Le soldat de 1ère classe Noémie (à droite) aux côtés de ses collègues civiles. Photo 93e antenne médicale

Ils sont médecins, infirmiers, auxiliaires sanitaires et appartiennent à la 93e antenne médicale militaire de Brive basée à la caserne Laporte. Depuis le début de la pandémie, ces volontaires sont aux côtés des soignants du centre hospitalier de Brive. Un renfort bienvenu aux urgences et dans le secteur Covid.

Le soldat de 1ère classe Noémie installant un patient en zone urgences Covid. Photo 93e antenne médicale

Impossible de les distinguer au sein des équipes hospitalières. Les mêmes gestes, les mêmes procédures, la même bienveillance à l’égard des patients. Militaires en civil mais soignants avant tout. “Nous effectuons des rotations d’une semaine sur l’autre à l’hôpital. Nous sommes assez réactifs et nous essayons d’apporter un maximum d’aide”, explique la médecin principal Quentin, commandant l’antenne militaire de Brive. “Tous les jours, il y a un ou deux infirmiers et deux auxiliaires sanitaires en renfort dans la zone Covid.
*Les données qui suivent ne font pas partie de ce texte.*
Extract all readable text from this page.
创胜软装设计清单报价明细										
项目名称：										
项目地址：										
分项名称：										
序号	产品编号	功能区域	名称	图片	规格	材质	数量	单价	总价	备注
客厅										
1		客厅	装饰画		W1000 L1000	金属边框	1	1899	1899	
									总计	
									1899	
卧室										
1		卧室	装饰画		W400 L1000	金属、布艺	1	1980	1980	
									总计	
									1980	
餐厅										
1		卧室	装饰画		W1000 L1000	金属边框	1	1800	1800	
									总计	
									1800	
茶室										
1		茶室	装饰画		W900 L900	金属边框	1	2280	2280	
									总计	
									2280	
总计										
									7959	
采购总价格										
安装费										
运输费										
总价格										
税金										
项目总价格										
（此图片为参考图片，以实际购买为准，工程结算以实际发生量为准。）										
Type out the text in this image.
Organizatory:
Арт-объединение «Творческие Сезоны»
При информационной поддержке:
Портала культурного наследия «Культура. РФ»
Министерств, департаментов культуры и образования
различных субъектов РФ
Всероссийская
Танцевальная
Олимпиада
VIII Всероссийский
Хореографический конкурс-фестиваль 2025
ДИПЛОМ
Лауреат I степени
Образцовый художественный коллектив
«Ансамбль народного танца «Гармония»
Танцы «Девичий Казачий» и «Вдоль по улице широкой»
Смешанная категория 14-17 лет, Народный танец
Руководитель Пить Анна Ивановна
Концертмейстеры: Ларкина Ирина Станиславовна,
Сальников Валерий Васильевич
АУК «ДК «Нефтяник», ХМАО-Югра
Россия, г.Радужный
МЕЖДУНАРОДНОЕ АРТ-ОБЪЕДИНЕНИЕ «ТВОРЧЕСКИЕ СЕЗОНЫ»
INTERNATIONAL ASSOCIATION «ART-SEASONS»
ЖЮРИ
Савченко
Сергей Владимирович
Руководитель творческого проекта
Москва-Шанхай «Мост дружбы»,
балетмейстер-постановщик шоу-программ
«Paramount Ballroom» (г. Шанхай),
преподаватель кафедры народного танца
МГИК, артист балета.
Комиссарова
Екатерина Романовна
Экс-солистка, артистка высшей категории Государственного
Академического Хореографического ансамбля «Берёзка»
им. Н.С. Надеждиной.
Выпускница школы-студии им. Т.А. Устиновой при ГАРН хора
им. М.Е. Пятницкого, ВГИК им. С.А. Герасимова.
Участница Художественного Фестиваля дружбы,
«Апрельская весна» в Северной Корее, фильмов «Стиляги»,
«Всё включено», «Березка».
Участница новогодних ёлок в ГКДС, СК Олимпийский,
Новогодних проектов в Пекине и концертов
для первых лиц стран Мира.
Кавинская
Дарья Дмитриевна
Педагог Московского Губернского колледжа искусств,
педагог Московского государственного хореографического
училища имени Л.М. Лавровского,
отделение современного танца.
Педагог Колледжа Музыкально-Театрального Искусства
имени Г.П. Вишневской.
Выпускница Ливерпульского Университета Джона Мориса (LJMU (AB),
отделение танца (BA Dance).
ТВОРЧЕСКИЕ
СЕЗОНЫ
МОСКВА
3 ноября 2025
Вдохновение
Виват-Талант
Les médecins sont quant à eux présents 3 ou 4 jours par semaine en fonction des besoins, dans les deux circuits des urgences, classique ou Covid, et assurent également des gardes de nuit et de week-end.” Une présence conséquente.

“Nous devions aider”

Comme dans le reste de la société, le confinement a réduit le volume d’activités au sein de l’armée. “C’était assez frustrant de rester inactif alors qu’on voyait les services de l’Etat impactés et que nous pouvions être utiles et éviter l’épuisement des équipes. Nous avons tous fait nos études dans des hôpitaux militaires comme civils et nos procédures de soins sont quasiment les mêmes.” Une adaptation en douceur: “Nous avons reçu un excellent accueil des urgences et ça aide.”

Cet appui illustre le lien fort qui unit les militaires stationnés à Laporte à leur ville de garnison. “Notre mission armée reste prioritaire et nous pouvons être appelés en opération extérieure ou dans le cadre de Résilience spécifiquement à l’épidémie. C’est pour cela que nous nous sommes positionnés des le début en renfort à Brive: tant que nous étions disponibles, nous devions aider.”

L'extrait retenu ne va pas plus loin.